In the men’s regatta, the Dragons grabbed 13th place with a time of 15:54.830. The Lois Krall boat, which included coxswain Randall Lee and stroke Kurt Linton, finished faster in the top half of competing teams, as 40 teams rowed down the river. The Williams College Boat Club rowed away with first place with a time of 15:09.568, finishing more than 10 seconds ahead of runner-up University of Virginia.
It was even more of a challenge for the women of Drexel crew. The team struggled to a 31st-place finish in the regatta out of 37 teams. Finishing the 3-mile course with a time of 17:42.97, the Dragon women finished roughly a minute and a half behind UVA, which saw its women’s team best its men’s second-place finish to take first place at 16:11.519.
Alexandra Paulin coxed the women’s eight, which despite its struggles, did have some positives to take away, considering the competition.
“We placed ahead of Navy, who had beaten us at Navy Day a few weeks ago, so that was good,” Paulin said. “We were behind Penn a little bit than we had been in the past weeks. Overall, we had a really solid race against extremely fast competition.”
The women’s, and men’s teams will look on getting back ahead of University City rival University of Pennsylvania this weekend at the Head of the Schuylkill Regatta Oct. 29. Fortunately for Drexel, their familiarity of the river they are competing in will return.

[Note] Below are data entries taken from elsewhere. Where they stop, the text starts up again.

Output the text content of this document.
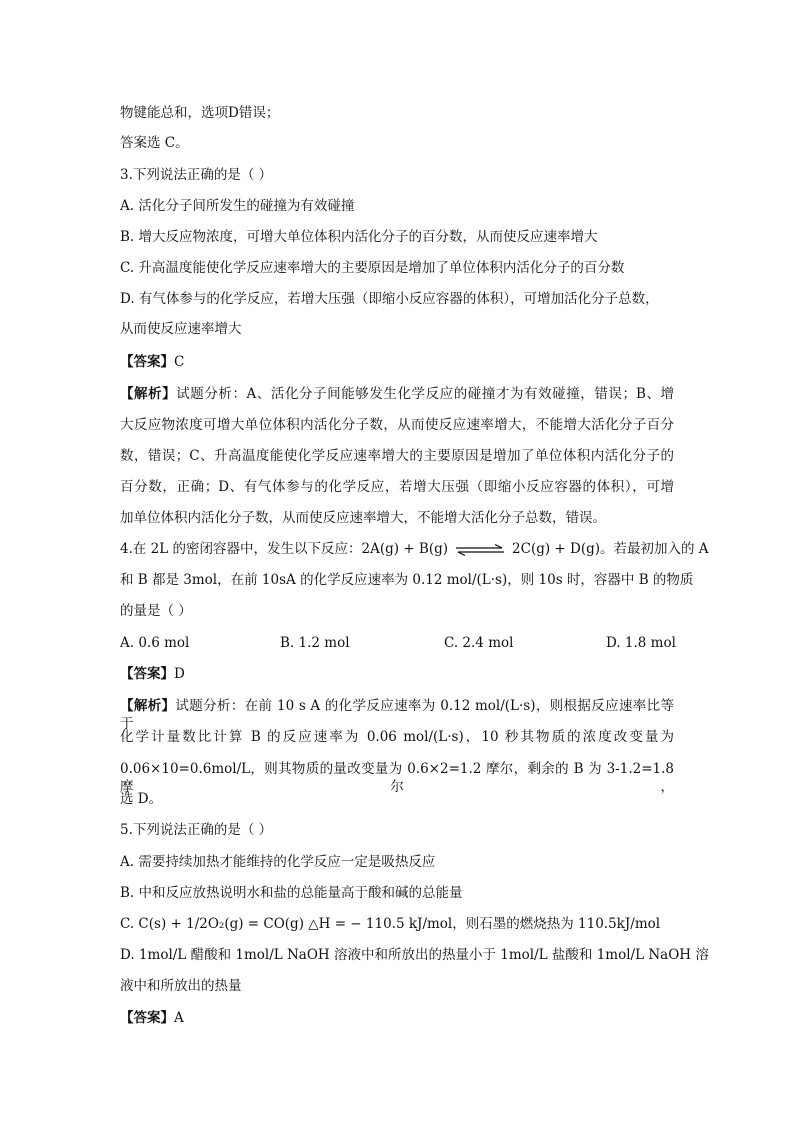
物键能总和，选项D错误；
答案选 C。
3.下列说法正确的是（ ）
A. 活化分子间所发生的碰撞为有效碰撞
B. 增大反应物浓度，可增大单位体积内活化分子的百分数，从而使反应速率增大
C. 升高温度能使化学反应速率增大的主要原因是增加了单位体积内活化分子的百分数
D. 有气体参与的化学反应，若增大压强（即缩小反应容器的体积），可增加活化分子总数，
从而使反应速率增大
【答案】C
【解析】试题分析：A、活化分子间能够发生化学反应的碰撞才为有效碰撞，错误；B、增
大反应物浓度可增大单位体积内活化分子数，从而使反应速率增大，不能增大活化分子百分
数，错误；C、升高温度能使化学反应速率增大的主要原因是增加了单位体积内活化分子的
百分数，正确；D、有气体参与的化学反应，若增大压强（即缩小反应容器的体积），可增
加单位体积内活化分子数，从而使反应速率增大，不能增大活化分子总数，错误。
4.在 2L 的密闭容器中，发生以下反应：2A(g) + B(g) ⇌ 2C(g) + D(g)。若最初加入的 A
和 B 都是 3mol，在前 10sA 的化学反应速率为 0.12 mol/(L·s)，则 10s 时，容器中 B 的物质
的量是（ ）
A. 0.6 mol	B. 1.2 mol	C. 2.4 mol	D. 1.8 mol
【答案】D
【解析】试题分析：在前 10 s A 的化学反应速率为 0.12 mol/(L·s)，则根据反应速率比等于
化学计量数比计算 B 的反应速率为 0.06 mol/(L·s)，10 秒其物质的浓度改变量为
0.06×10=0.6mol/L，则其物质的量改变量为 0.6×2=1.2 摩尔，剩余的 B 为 3-1.2=1.8 摩尔，
选 D。
5.下列说法正确的是（ ）
A. 需要持续加热才能维持的化学反应一定是吸热反应
B. 中和反应放热说明水和盐的总能量高于酸和碱的总能量
C. C(s) + 1/2O₂(g) = CO(g) △H = − 110.5 kJ/mol，则石墨的燃烧热为 110.5kJ/mol
D. 1mol/L 醋酸和 1mol/L NaOH 溶液中和所放出的热量小于 1mol/L 盐酸和 1mol/L NaOH 溶
液中和所放出的热量
【答案】A
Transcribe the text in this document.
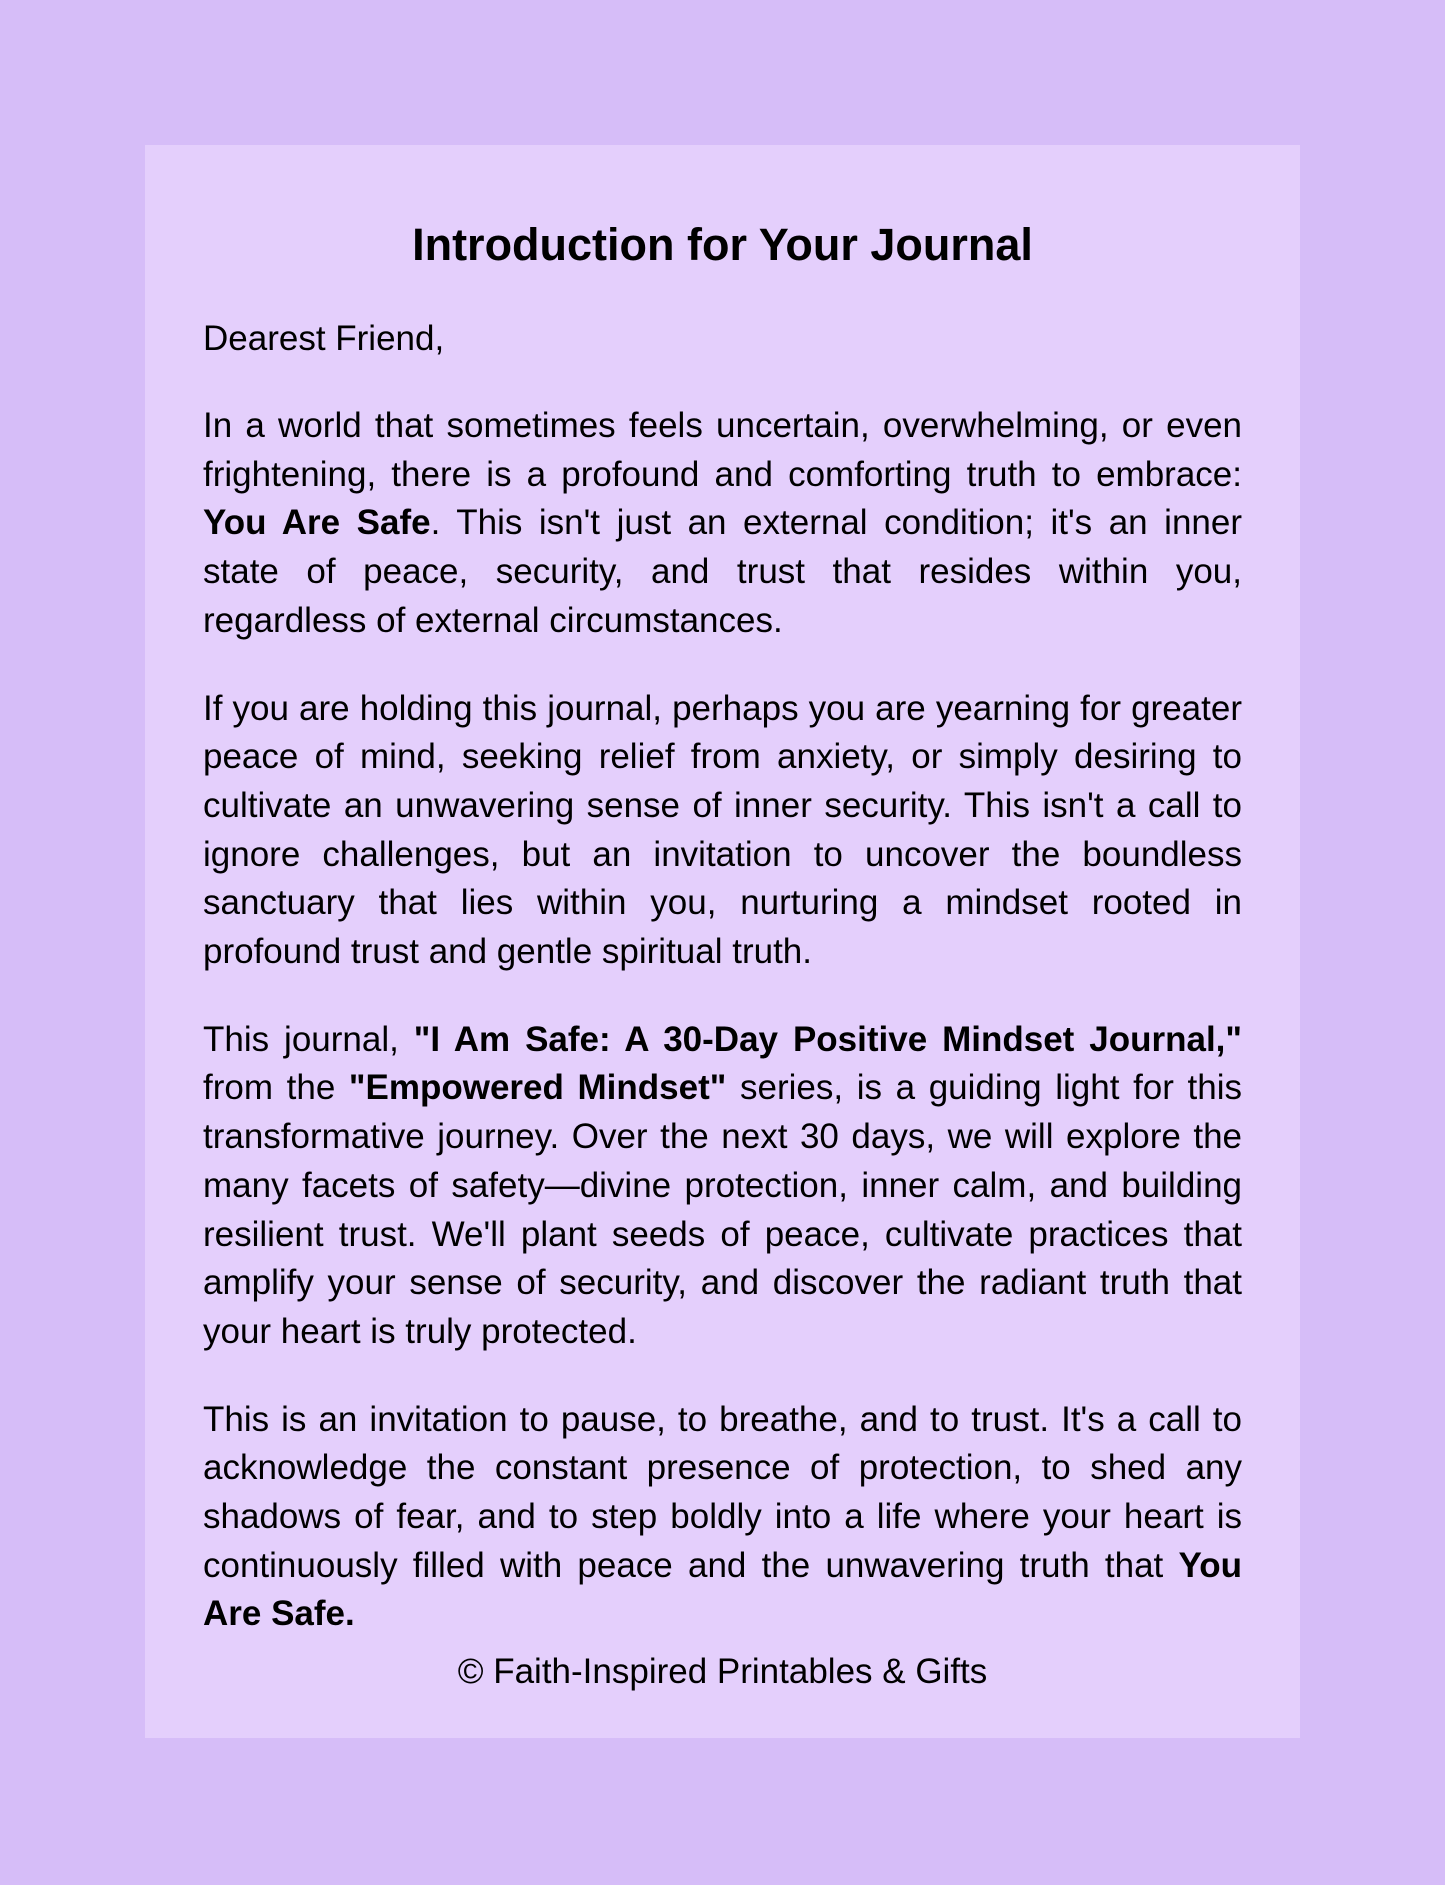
Introduction for Your Journal

Dearest Friend,

In a world that sometimes feels uncertain, overwhelming, or even frightening, there is a profound and comforting truth to embrace: You Are Safe. This isn't just an external condition; it's an inner state of peace, security, and trust that resides within you, regardless of external circumstances.

If you are holding this journal, perhaps you are yearning for greater peace of mind, seeking relief from anxiety, or simply desiring to cultivate an unwavering sense of inner security. This isn't a call to ignore challenges, but an invitation to uncover the boundless sanctuary that lies within you, nurturing a mindset rooted in profound trust and gentle spiritual truth.

This journal, "I Am Safe: A 30-Day Positive Mindset Journal," from the "Empowered Mindset" series, is a guiding light for this transformative journey. Over the next 30 days, we will explore the many facets of safety—divine protection, inner calm, and building resilient trust. We'll plant seeds of peace, cultivate practices that amplify your sense of security, and discover the radiant truth that your heart is truly protected.

This is an invitation to pause, to breathe, and to trust. It's a call to acknowledge the constant presence of protection, to shed any shadows of fear, and to step boldly into a life where your heart is continuously filled with peace and the unwavering truth that You Are Safe.

© Faith-Inspired Printables & Gifts
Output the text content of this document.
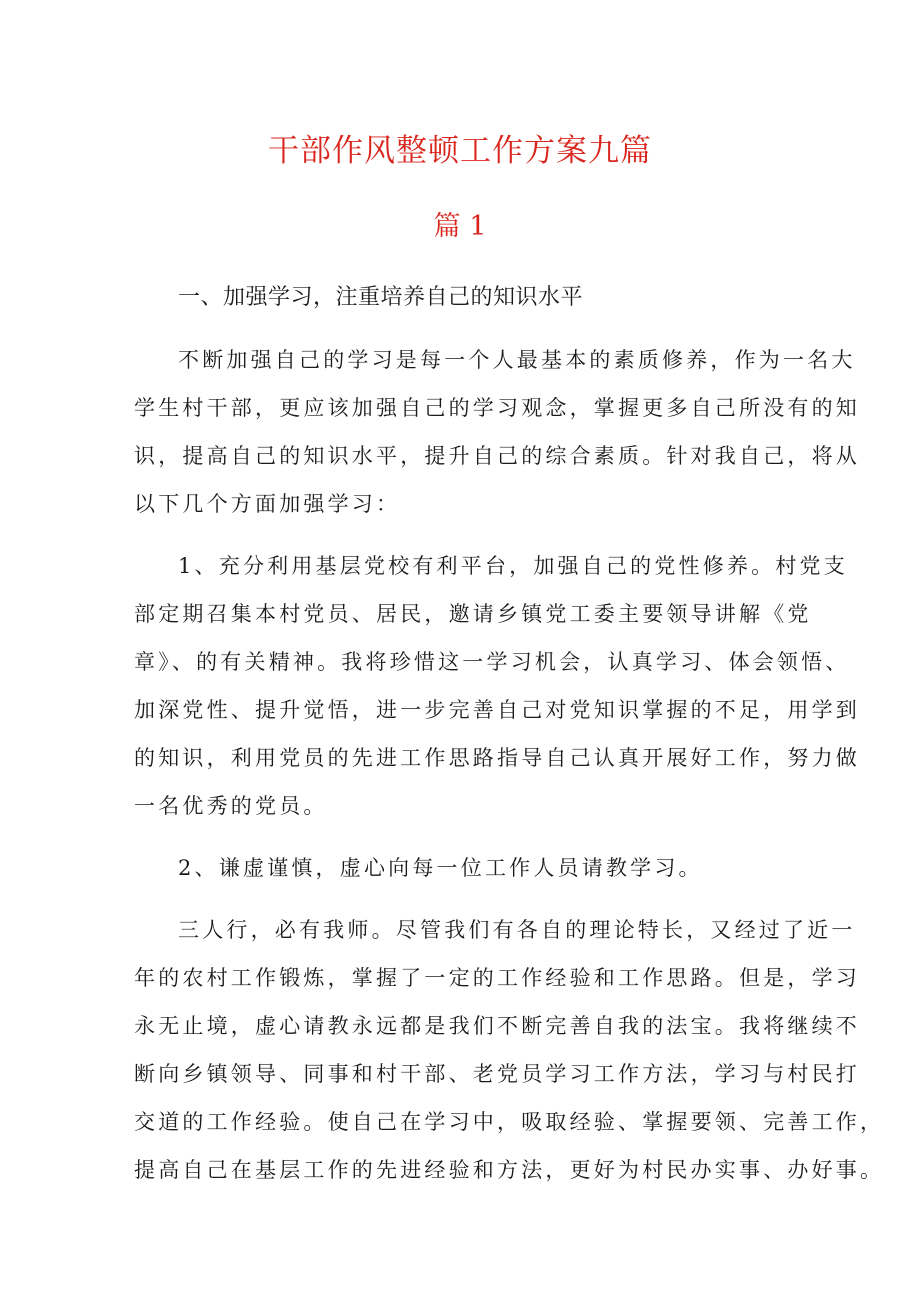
干部作风整顿工作方案九篇
篇 1
一、加强学习，注重培养自己的知识水平

不断加强自己的学习是每一个人最基本的素质修养，作为一名大
学生村干部，更应该加强自己的学习观念，掌握更多自己所没有的知
识，提高自己的知识水平，提升自己的综合素质。针对我自己，将从
以下几个方面加强学习：

1、充分利用基层党校有利平台，加强自己的党性修养。村党支
部定期召集本村党员、居民，邀请乡镇党工委主要领导讲解《党
章》、的有关精神。我将珍惜这一学习机会，认真学习、体会领悟、
加深党性、提升觉悟，进一步完善自己对党知识掌握的不足，用学到
的知识，利用党员的先进工作思路指导自己认真开展好工作，努力做
一名优秀的党员。

2、谦虚谨慎，虚心向每一位工作人员请教学习。

三人行，必有我师。尽管我们有各自的理论特长，又经过了近一
年的农村工作锻炼，掌握了一定的工作经验和工作思路。但是，学习
永无止境，虚心请教永远都是我们不断完善自我的法宝。我将继续不
断向乡镇领导、同事和村干部、老党员学习工作方法，学习与村民打
交道的工作经验。使自己在学习中，吸取经验、掌握要领、完善工作，
提高自己在基层工作的先进经验和方法，更好为村民办实事、办好事。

Last weekend’s regatta in Boston was their final road event of the fall. They will row in the Schuylkill for the three remaining regattas of the fall season. There’s comfort in that fact for Drexel, although maybe for some of their opponents as well.
“We are more comfortable competing on the Schuylkill,” Paulin explained. “The familiarity has a huge impact because my teammates know exactly where they are on the course and how many meters they have left to row. As a coxswain, I have 110-percent faith in my course on the Schuylkill, but you also have to consider that Penn, St. Joseph’s, Temple and La Salle all call the Schuylkill home as well.”
Regardless of who calls which river home, there is some comfort in knowing the team feels comfortable in their competing venue. It could be the key to a successful regatta.
“The biggest key for our varsity eight boat to have a successful regatta is to have confidence, row as best as we know we can, and hopefully pass some people along the way,” Paulin said.
Their confidence can go a long way — hopefully rowing faster than all other teams as they row their long way through the Schuylkill.